Georgia voters will soon use a new voting system that combines touchscreens and paper ballots. Their selections will be printed on a paper ballot. Voters can then review their choices and insert their ballots into a scanning machine.

Opinion: A voting system we can trust

Georgia’s history of problems with elections demand that our new way of voting be as secure and fair as possible.

It’s impossible to overstate the power of the ballot in American representative democracy. Our vote is our voice that government must recognize.

That should make for a solemn duty of government to ensure that elections are conducted securely, accurately and fairly.

That need’s front and center in Georgia now as the state rolls out a new voting system.

In addition to high-level national ideals that affect us, Georgia has some unique challenges that must be correctly dealt with if citizens are to have necessary trust in the integrity of our elections.

Georgia’s not nearly there yet. For starters, a history of voting suppression toward African-Americans remains fresh in many minds a full half-century after passage of the Voting Rights Act.

And Election 2018 saw allegations of voting irregularities raised amidst a backdrop of poll closings, reports of malfunctioning, or scarce, voting machines and a candidate for governor in a hard-fought race whose day job was overseeing Georgia’s election apparatus. Suspicions of voting irregularities were very high then and haven’t fully dissipated since.

This state must do better. The mechanical part of vote-recording is being addressed. Our outdated electronic voting system is being replaced. Dominion Voting has been awarded a contract for 30,000 new voting machines and related hardware.

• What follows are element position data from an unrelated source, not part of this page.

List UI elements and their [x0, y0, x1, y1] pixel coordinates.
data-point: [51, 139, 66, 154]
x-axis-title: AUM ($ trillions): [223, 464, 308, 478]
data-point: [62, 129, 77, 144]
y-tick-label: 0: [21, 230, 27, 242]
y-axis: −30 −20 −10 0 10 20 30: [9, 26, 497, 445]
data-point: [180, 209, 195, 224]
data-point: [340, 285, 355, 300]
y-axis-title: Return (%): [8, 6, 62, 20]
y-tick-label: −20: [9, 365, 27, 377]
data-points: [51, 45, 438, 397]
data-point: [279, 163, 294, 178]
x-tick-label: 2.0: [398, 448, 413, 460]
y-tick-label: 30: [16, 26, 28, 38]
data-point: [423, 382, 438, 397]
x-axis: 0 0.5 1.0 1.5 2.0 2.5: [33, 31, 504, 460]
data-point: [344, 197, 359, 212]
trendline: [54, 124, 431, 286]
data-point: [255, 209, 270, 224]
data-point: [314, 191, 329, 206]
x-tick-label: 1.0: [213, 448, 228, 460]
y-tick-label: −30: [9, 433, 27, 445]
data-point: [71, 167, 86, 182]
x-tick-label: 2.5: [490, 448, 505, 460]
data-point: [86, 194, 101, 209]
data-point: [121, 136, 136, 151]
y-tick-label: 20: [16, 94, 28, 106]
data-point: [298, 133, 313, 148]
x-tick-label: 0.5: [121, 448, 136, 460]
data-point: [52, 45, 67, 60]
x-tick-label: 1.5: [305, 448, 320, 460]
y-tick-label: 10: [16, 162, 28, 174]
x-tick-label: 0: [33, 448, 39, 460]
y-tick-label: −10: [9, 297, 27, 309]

The new machines, like the old system, has voters make ballot choices on a screen. They then print paper ballots that voters should review for accuracy. That’s intended to correct a big minus of the old system, which only recorded voter choices electronically, with no paper backup. Voters had no way to check if the machines had properly logged their choices. Critics of the old system assert that such errors did happen.

And, even with paper ballots, the new machines will still count votes electronically. Critics say that leaves Georgia still vulnerable to errors that would be difficult to detect, and at risk of hacking.

It’s encouraging, though, that skeptics seem to believe that the new system’s at least somewhat of an improvement over the old one.

These concerns should not be discounted by Georgia Secretary of State Brad Raffensperger. He says the new system will be safe.

Since he and his office are directly responsible for ensuring elections’ integrity, we consider Raffensperger’s recent statements a direct commitment to do just that. And Georgians are right to expect that any problems or disputes around elections be aired directly, and openly.

We asked Raffensperger’s office to pen a guest column expanding on his support of the new system. Instead, they offered a piece from David Becker that is part of today’s package.

The Secretary of State’s office must do everything in its power to make their promises a reality. History gives reason for doubt. Recent problems are cause for worry – and for a redoubling of diligence on the part of state officials.

The AJC recounted Aug. 4 that, “Voter registration information was left exposed on a Kennesaw State University server in 2016. The Secretary of State’s Office inadvertently disclosed Social Security numbers and other private information of registered voters to 12 organizations in 2015. And court testimony last week revealed that the office outsourced ballot formatting to contractors who did the work from their homes.”

And in a particularly troubling incident just days before 2018’s election day, then-Secretary of State Brian Kemp’s office publicly accused the Democratic Party of Georgia of trying to hack into the voter database. No evidence supported the allegations against the Democrats at the time, and the charge has never been substantiated.

Those unacceptable examples alone are more than sufficient to justify voters’ concern. Raffensperger’s office and other state officials must keep them top of mind as Georgia engineers its new way of voting.

And in an era where malicious foreign interference in elections is quite feasible, it’s worrisome that a Russian agent snooped around election websites of two Georgia counties in 2016. Russian hackers have also reportedly targeted election systems in Florida and Illinois too.

With successful, large-scale cyber-hacks of sensitive personal information regularly making news these days, Georgia officials must take seriously threats and the need for robust, ongoing defenses against them.

That holds true for counties as well as the state. Recurring election-day problems in places like Fulton County and elsewhere indicate significant room for improvement by counties too.

And while our governments must do more to make elections as problem-free and secure as possible, political parties and citizens have obligations too, we believe.

In an age where opinions and feelings can masquerade as verifiable fact, it’s up to all of us to read, study and consult nonpartisan information sources as we research issues around election security and operations.

Election risks are too important to our system of self-governance to be exploited for political gain by either side of the aisle.

In our electronic age, it seems reasonable that a hybrid system like Georgia’s that combines digital vote-counting with a paper trail should yield a result that voters can trust, if administered competently and ethically.

Even the all-paper system urged by some voting rights advocates was vulnerable to malicious interference or errors of interpretation, history shows. Old-timers have spoken of full paper-ballot boxes ending up at the bottom of lakes. And memories are still fresh of the bitter arguments over “hanging chad” on paper ballots in the 2000 election.

No voting system will ever be perfect. But it’s up to Georgia officials to push hard to make the process as flaw-free and fair as humanly possible.

Andre Jackson, for the Editorial Board.